In our first meeting, before diving into “How Bayes?”, we will be discussing “Why Bayes?” If possible, by Tuesday, please take a look at the following reading(s), which can be found on the Syllabus page:

  • Kruschke, J. K. (2010). Bayesian data analysis. Wiley Interdisciplinary Reviews: Cognitive Science, 1(5), 658Ð676. doi:10.1002/wcs.72 [pdf]
  • If you have time: A practical and pithy post by Andrew Gelman on the practice of Bayesian stats in psychology, with links to several relevant articles and discussion.

Rose wrote up an excellent introduction to the logistics of the term in an R Club post here. Everything said in that post applies to Bayes Club, so take a look, especially if you’ve signed up for credit for the course.

As mentioned in Rose’s post above, we will unfortunately not be meeting in a computer lab this term. Thus, if possible, please bring a laptop with you to our meetings.

The code examples that we’ll be discussing this term require the use of three pieces of software: R, JAGS (“Just Another Gibbs Sampler”), and rjags, an R package that allows R and JAGS to speak to one another. Please try to install these by Tuesday the 14th, or at least by our following meeting. I’ve written up a post on the installation process here for you; please feel free to comment on it to bring up any questions or difficulties that you experience, so that we can all try to figure out answers together.

Looking forward to seeing you! I have good reason to believe that we’ll have a credibly good time*!

* If you don’t understand that weak joke yet, then all learning objectives for the course will be met if you do by Finals Week.

Getting Set Up with Software

Throughout the term, we will be discussing code samples from two complimentary software packages / languages: R and JAGS (“Just Another Gibbs Sampler”). It would be helpful to have both of these up and running on your personal computers before we dive in (i.e., by Week 2, if possible). For the most part, setup of both is straightforward; most of you likely have R set up already. Having said that, I’ve run into enough trouble installing JAGS in the past (albeit in Linux) that I’m writing to point out some resources.

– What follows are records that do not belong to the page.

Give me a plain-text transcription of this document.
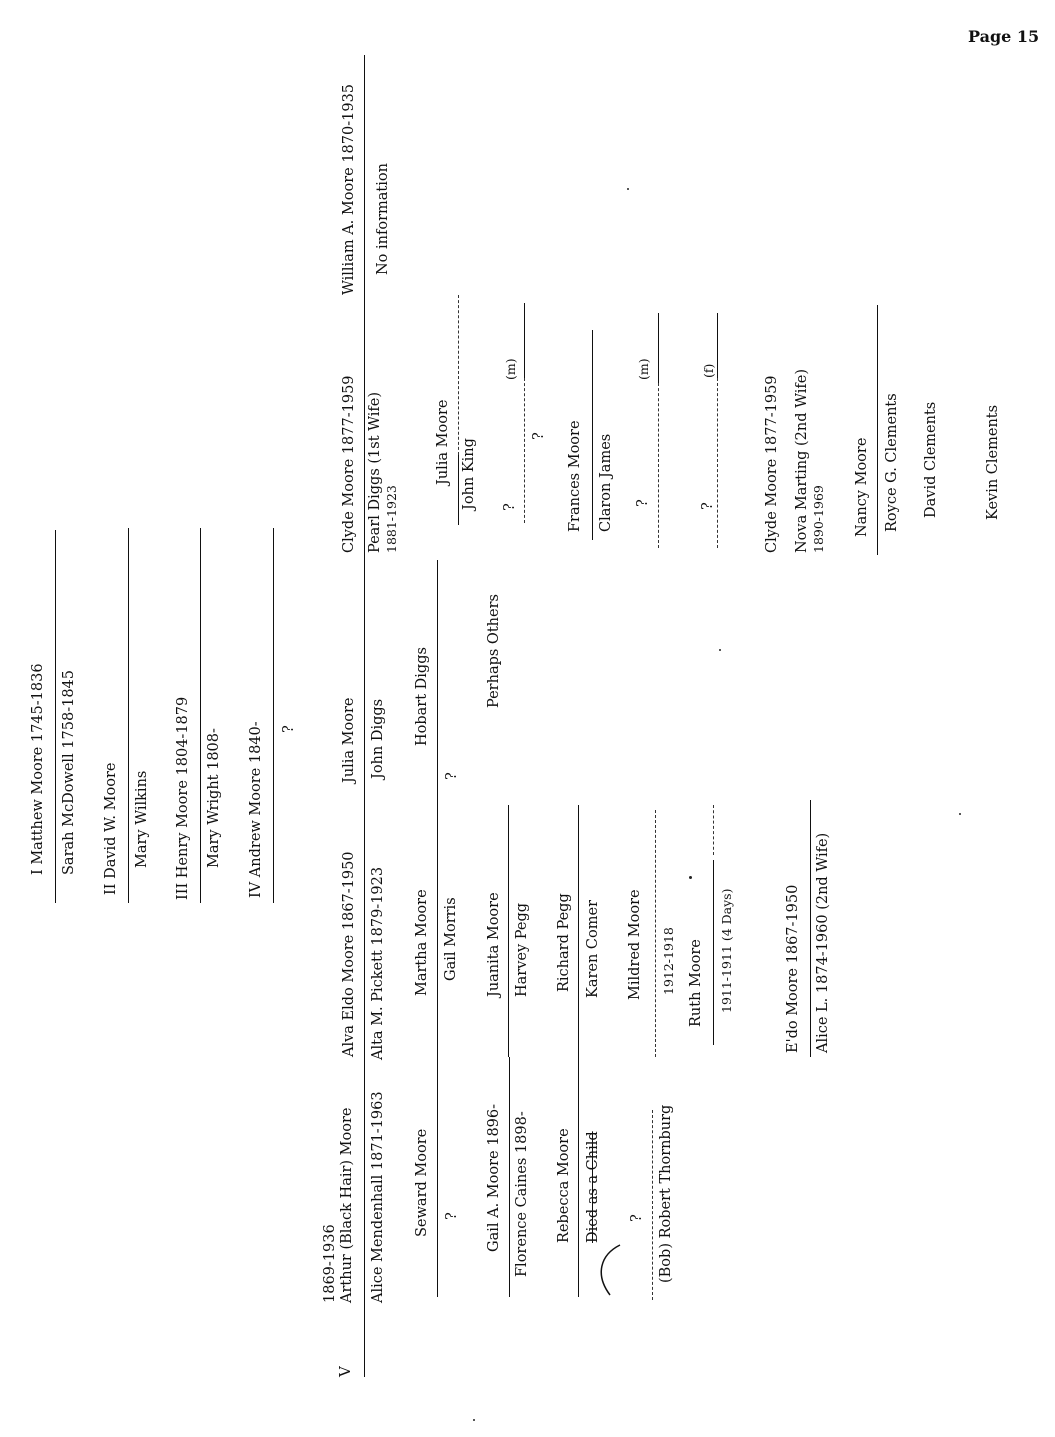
Page 15
I Matthew Moore 1745-1836 Sarah McDowell 1758-1845 II David W. Moore Mary Wilkins III Henry Moore 1804-1879 Mary Wright 1808- IV Andrew Moore 1840- ?
V
1869-1936 Arthur (Black Hair) Moore Alice Mendenhall 1871-1963 Seward Moore ? Gail A. Moore 1896- Florence Caines 1898- Rebecca Moore Died as a Child ? (Bob) Robert Thornburg
Alva Eldo Moore 1867-1950 Alta M. Pickett 1879-1923 Martha Moore Gail Morris Juanita Moore Harvey Pegg Richard Pegg Karen Comer Mildred Moore 1912-1918 Ruth Moore 1911-1911 (4 Days)	E'do Moore 1867-1950 Alice L. 1874-1960 (2nd Wife)
Julia Moore John Diggs Hobart Diggs
?
Perhaps Others
Clyde Moore 1877-1959 Pearl Diggs (1st Wife) 1881-1923
Julia Moore John King ?
(m)
? Frances Moore Claron James ?
(m)
?
(f)
Clyde Moore 1877-1959 Nova Marting (2nd Wife) 1890-1969 Nancy Moore Royce G. Clements David Clements	Kevin Clements
William A. Moore 1870-1935 No information
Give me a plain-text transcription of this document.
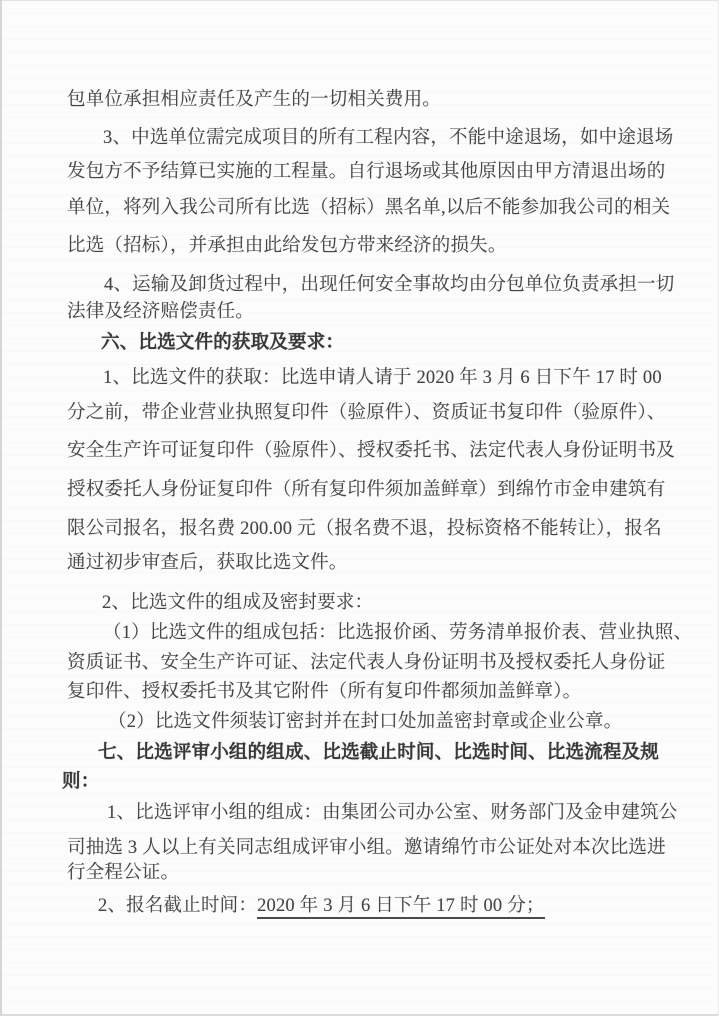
包单位承担相应责任及产生的一切相关费用。
3、中选单位需完成项目的所有工程内容，不能中途退场，如中途退场
发包方不予结算已实施的工程量。自行退场或其他原因由甲方清退出场的
单位，将列入我公司所有比选（招标）黑名单,以后不能参加我公司的相关
比选（招标），并承担由此给发包方带来经济的损失。
4、运输及卸货过程中，出现任何安全事故均由分包单位负责承担一切
法律及经济赔偿责任。
六、比选文件的获取及要求：
1、比选文件的获取：比选申请人请于 2020 年 3 月 6 日下午 17 时 00
分之前，带企业营业执照复印件（验原件）、资质证书复印件（验原件）、
安全生产许可证复印件（验原件）、授权委托书、法定代表人身份证明书及
授权委托人身份证复印件（所有复印件须加盖鲜章）到绵竹市金申建筑有
限公司报名，报名费 200.00 元（报名费不退，投标资格不能转让），报名
通过初步审查后，获取比选文件。
2、比选文件的组成及密封要求：
（1）比选文件的组成包括：比选报价函、劳务清单报价表、营业执照、
资质证书、安全生产许可证、法定代表人身份证明书及授权委托人身份证
复印件、授权委托书及其它附件（所有复印件都须加盖鲜章）。
（2）比选文件须装订密封并在封口处加盖密封章或企业公章。
七、比选评审小组的组成、比选截止时间、比选时间、比选流程及规
则：
1、比选评审小组的组成：由集团公司办公室、财务部门及金申建筑公
司抽选 3 人以上有关同志组成评审小组。邀请绵竹市公证处对本次比选进
行全程公证。
2、报名截止时间：2020 年 3 月 6 日下午 17 时 00 分；
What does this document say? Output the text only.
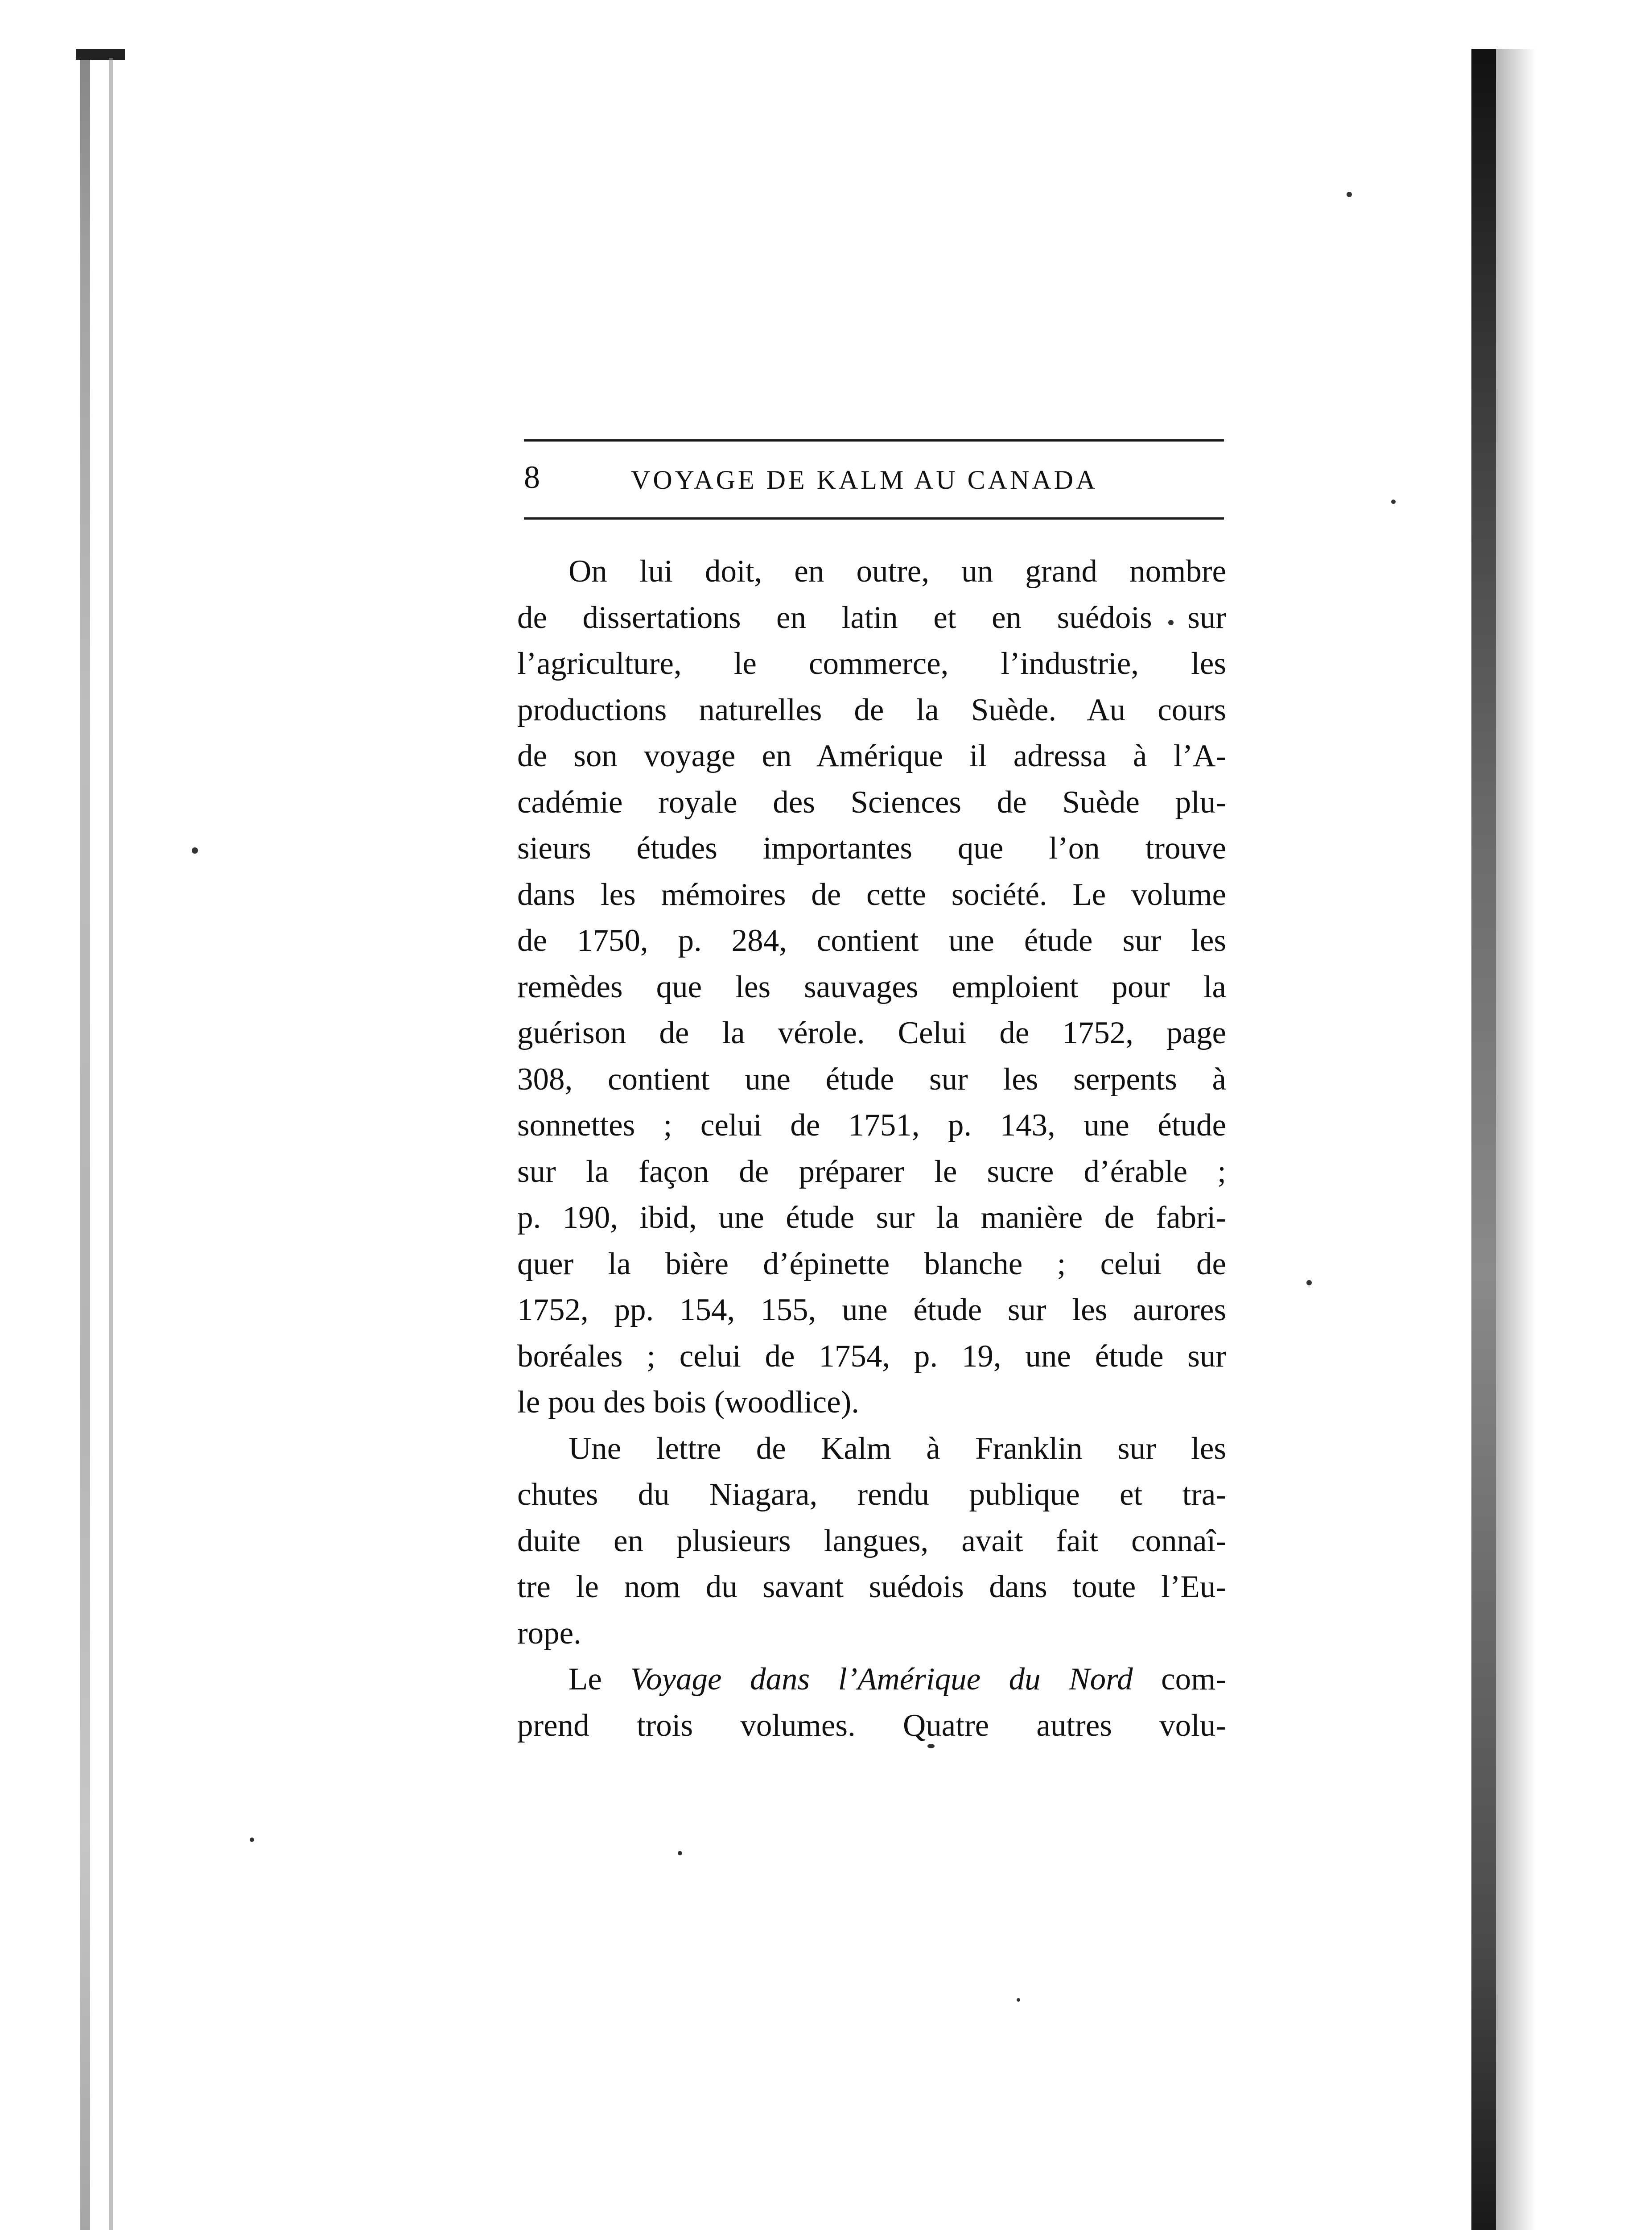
8	VOYAGE DE KALM AU CANADA
On lui doit, en outre, un grand nombre
de dissertations en latin et en suédois sur
l’agriculture, le commerce, l’industrie, les
productions naturelles de la Suède. Au cours
de son voyage en Amérique il adressa à l’A-
cadémie royale des Sciences de Suède plu-
sieurs études importantes que l’on trouve
dans les mémoires de cette société. Le volume
de 1750, p. 284, contient une étude sur les
remèdes que les sauvages emploient pour la
guérison de la vérole. Celui de 1752, page
308, contient une étude sur les serpents à
sonnettes ; celui de 1751, p. 143, une étude
sur la façon de préparer le sucre d’érable ;
p. 190, ibid, une étude sur la manière de fabri-
quer la bière d’épinette blanche ; celui de
1752, pp. 154, 155, une étude sur les aurores
boréales ; celui de 1754, p. 19, une étude sur
le pou des bois (woodlice).
Une lettre de Kalm à Franklin sur les
chutes du Niagara, rendu publique et tra-
duite en plusieurs langues, avait fait connaî-
tre le nom du savant suédois dans toute l’Eu-
rope.
Le Voyage dans l’Amérique du Nord com-
prend trois volumes. Quatre autres volu-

John Kruschke, from whom we will be reading for our week 2 meeting, has the best guide that I’ve found for installing the necessary packages. That guide is here. I recommend following it. In short, you’ll need to install three components:

  1. R (and, if you like, an IDE such as RStudio)
  2. JAGS, from the project’s SourceForge page
    1. For Linux, JAGS is also available from major distros’ repositories.
    2. JAGS has released three versions. If given the choice, I recommend installing JAGS3, since it’s most up-to-date.
  3. rjags, an R package that lets JAGS and R speak to each other. To install this, launch R, then run install.packages('rjags').

Notes on the installation process:

  • Make sure that R and JAGS are both working before attempting to install rjags. To do this, open a terminal, run R (i.e., type R, and press enter), and make sure that R loads (to exit, type quit()). Then try running jags and make sure that it launches, as well (to exit, you can use Ctrl+C).
  • Potential problems that may be unique to Linux (and, within Linux, may even be unique to openSUSE): If you try to install rjags and are getting error messages about files not being found, one of a few things is most likely wrong:
    • You don’t have a C++ compiler installed.
    • If you get an error message about a file called “console.h” not being available, you may need to install the jags-devel package in addition to the jags package.
    • You are not installing JAGS with superuser privileges (sudo R).
    • You may want to look at the post here, if all else has failed.

Feel free to comment on this post if you have questions or other tips to add. Good luck!

UPDATE: Rose has written up helpful additional Mac-specific instructions (as well as some additional instructions that should work cross-platform) here. Take a look at those, as well.